Since the Affordable Care Act took effect in 2013, a lot of consumers have had legitimate questions about the logistics of the new law. Most people in America had some type of coverage before the law was signed in 2010, but the ACA wasn’t created solely to offer options to the uninsured. Its secondary goal was to increase consumer protections and hold insurers accountable for their actions.
To work effectively, the ACA depends primarily on taxpayer funding, which means that those who don’t buy health insurance will have to pay up during tax time each year. In an effort to avoid this penalty tax, some people have signed up for cheaper short-term health plans or STHPs. Offered by many major medical insurers, temporary health plans may lull some into a false sense of security. There are situations in which short-term insurance fulfills a need, but you need to know that these plans do not comply with the new healthcare law’s requirements.
Bridging the Gap
Short-term health plans are designed to bridge the gap between coverage periods. If you get a new job, for instance, and you’re waiting on a new work-based policy to kick in, then you might sign up for short-term health insurance to make sure you can see a doctor if you get sick in the meantime. Recent college graduates, young adults who age out of their parents’ coverage and people who need proof of insurance for travel or charity work may also enroll in STHPs until they find long-term coverage. In addition, people who missed the open enrollment period for the ACA may opt for short-term coverage until the next period starts.
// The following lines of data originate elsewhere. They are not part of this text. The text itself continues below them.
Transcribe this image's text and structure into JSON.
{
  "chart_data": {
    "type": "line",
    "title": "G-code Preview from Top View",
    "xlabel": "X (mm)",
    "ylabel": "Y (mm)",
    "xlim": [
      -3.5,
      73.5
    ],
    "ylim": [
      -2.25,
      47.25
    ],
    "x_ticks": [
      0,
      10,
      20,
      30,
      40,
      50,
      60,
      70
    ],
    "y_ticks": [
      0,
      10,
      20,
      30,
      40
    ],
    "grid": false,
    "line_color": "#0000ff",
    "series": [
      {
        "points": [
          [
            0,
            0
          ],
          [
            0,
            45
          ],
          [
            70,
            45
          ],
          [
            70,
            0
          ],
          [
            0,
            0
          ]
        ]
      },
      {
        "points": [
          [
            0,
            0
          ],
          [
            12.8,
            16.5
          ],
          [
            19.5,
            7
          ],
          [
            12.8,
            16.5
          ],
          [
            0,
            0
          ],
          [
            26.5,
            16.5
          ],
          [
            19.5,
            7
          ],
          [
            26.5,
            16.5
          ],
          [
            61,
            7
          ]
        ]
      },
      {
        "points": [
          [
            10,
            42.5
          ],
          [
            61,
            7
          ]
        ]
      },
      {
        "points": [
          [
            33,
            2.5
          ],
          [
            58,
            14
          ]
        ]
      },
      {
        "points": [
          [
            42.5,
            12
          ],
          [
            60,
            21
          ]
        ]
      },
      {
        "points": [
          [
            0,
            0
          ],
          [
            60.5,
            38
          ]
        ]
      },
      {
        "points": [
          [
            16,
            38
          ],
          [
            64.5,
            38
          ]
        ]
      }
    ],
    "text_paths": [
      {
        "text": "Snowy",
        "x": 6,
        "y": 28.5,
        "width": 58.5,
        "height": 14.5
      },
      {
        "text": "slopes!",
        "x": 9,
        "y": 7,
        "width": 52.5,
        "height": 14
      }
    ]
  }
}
Rights and Protections under the ACA
Under the Affordable Care Act, you can expect better protections against unethical or unfair insurance practices. You’re also guaranteed more rights and better coverage. Things like wellness checks with your doctor, routine cancer screenings, children’s health care, mental health services, prescription drugs and hospitalization are all covered under new plans thanks to the “ten essential benefits” provision of the ACA. Insurance companies can’t deny coverage to people with pre-existing conditions, and you won’t be dropped from your policy without a good reason and without warning. Unfortunately, these and other protections only apply to major medical insurance.
How STHPs Differ from Major Medical Insurance
Aside from the length of the policies, there are a few important differences between short-term health plans and major medical insurance. For starters, short-term plans have cheaper premiums but higher deductibles and increased out-of-pocket costs. Major medical plans require an in-depth enrollment process whereas STHPs take a few minutes. If you enroll in a short-term plan, you may not be able to re-enroll in that same plan when your coverage ends. You can also be denied coverage based on a pre-existing condition. On the other hand, you usually have to sign up for major medical insurance during open enrollment. With STHPs, you can enroll anytime.
A Plan that Works
If you don’t enroll in a major medical insurance plan during the open enrollment period, then you’ll be charged the penalty tax by the IRS when you file your taxes each year. Unless you qualify for an exemption or a special enrollment period, you’re out of luck. However, even though short-term health plans don’t qualify as minimum essential coverage under the ACA, they can act as filler until the next open enrollment period starts. You’ll still be charged the tax for every month that you lack coverage, but at least you’ll have some health insurance available just in case.